1b. Approach (from AD-416):
We previously conducted a study with Bing sweet cherries and published the results in the Journal of Nutrition in 2006. Because of a tight budget we could perform only a limited number of analyses at that time. Newer and more sensitive assays have become available since the time this study was conducted. We have plasma and white blood cell culture media samples obtained from our previous cherry study. We have recently procured the analysis of plasma samples from Rule Based Medicine for 89 antigens, by using the Human MAP Version 1.6. Initial analysis of these data shows that consumption of cherries altered the concentrations of several other markers. These results are very encouraging but need to be confirmed in our laboratory before we publish them. We will analyze the plasma samples for these select analytes by using the Meso Scale Diagnostic Technology in the Bioanalytical Support Laboratory at WHNRC. Our first priority is to complete the analysis of the plasma samples, if there are any funds left after that, we will analyze the cell culture media for select inflammatory markers. Results will be analyzed and findings published in a peer reviewed journal.
3. Progress Report:
This project supports objective 1 from the parent CRIS project. The overall focus of the parent CRIS is to investigate the role of dietary fatty acids and citrus limonoid glucosides (LG) on chronic inflammatory diseases including nonalcoholic fatty liver disease, insulin resistance, diabetes, and cardiovascular disease. Cherries are rich in polyphenols and have strong anti-oxidant and anti-inflammatory effects as LG. Thus, consumption of cherries can affect the risk for the diseases listed above.
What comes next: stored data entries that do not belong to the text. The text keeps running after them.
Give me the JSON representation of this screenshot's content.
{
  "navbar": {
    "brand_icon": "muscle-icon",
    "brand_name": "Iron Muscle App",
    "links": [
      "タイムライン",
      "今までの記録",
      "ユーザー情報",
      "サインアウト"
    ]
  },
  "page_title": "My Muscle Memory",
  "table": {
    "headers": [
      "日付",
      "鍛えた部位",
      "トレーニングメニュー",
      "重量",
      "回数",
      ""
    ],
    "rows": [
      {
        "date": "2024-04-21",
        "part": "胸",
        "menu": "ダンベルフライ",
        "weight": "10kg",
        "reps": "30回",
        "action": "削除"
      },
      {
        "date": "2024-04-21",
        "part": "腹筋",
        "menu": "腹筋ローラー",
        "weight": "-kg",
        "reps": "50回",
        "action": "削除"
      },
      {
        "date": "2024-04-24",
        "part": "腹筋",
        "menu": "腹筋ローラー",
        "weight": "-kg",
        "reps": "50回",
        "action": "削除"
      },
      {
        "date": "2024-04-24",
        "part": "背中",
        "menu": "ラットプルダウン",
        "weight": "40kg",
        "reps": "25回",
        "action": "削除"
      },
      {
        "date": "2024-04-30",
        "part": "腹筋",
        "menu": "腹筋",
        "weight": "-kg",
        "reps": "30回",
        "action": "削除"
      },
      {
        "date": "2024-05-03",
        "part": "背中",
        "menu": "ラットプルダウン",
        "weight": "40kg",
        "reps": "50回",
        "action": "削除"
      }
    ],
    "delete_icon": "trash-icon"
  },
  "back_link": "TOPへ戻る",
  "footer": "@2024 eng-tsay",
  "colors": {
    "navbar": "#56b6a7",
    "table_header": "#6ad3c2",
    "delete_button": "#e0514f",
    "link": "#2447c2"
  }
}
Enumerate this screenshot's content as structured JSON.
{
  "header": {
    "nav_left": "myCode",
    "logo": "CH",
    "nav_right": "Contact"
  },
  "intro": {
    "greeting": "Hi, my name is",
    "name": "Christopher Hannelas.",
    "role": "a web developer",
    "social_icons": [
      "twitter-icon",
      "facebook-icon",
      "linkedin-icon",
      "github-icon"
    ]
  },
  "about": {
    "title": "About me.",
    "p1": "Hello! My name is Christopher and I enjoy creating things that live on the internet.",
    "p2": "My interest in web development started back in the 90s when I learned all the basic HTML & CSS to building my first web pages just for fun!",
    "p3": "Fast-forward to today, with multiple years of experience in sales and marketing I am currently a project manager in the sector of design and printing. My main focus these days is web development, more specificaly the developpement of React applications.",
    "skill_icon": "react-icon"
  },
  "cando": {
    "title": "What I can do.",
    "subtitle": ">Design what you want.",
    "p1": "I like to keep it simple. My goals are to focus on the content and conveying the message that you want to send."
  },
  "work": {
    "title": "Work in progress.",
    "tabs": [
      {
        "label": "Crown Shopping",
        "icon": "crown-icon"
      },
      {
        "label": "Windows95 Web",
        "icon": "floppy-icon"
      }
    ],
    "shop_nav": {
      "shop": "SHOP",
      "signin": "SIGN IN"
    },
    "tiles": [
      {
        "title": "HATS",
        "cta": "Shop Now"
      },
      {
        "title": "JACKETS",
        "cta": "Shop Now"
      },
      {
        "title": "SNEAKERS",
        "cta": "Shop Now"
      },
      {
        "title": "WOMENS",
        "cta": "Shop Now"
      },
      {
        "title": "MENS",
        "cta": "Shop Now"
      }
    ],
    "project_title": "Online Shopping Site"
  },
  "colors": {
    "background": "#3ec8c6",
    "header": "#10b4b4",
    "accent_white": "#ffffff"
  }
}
By using a targeted proteomic analysis we examined the biomarkers for these diseases in the plasma sample collected in a study we conducted in 2003. Thus, risk factors evaluated are the same, but the nutrient investigated was different. For this study we performed a targeted proteomic analysis for plasma samples from a previous human study in which study participants had consumed sweet Bing cherries for 28 days. Samples were analyzed for 89 proteins, (RBM, Human MAP Version 1.6) that include pro-and anti-inflammatory cytokines, growth factors, adhesion molecules, clotting factors, hormones, and markers for immune status, and cancer. We found significant reduction in several plasma markers of inflammation and cardiovascular disease. Within 28 days after discontinuation of cherry consumption, plasma concentrations of these markers completely or partially returned to the pre-supplement levels. These results are consistent with those from animal and cell culture models, and suggest a strong health promoting effect of sweet Bing cherries. The progress of the study has been frequently discussed by phone and e-mails with the sponsor of the study (WSFC) and collaborators, the director of human studies and director of Bioanalytical laboratory. The results were presented at the annual meeting of the WSFC in December 2011.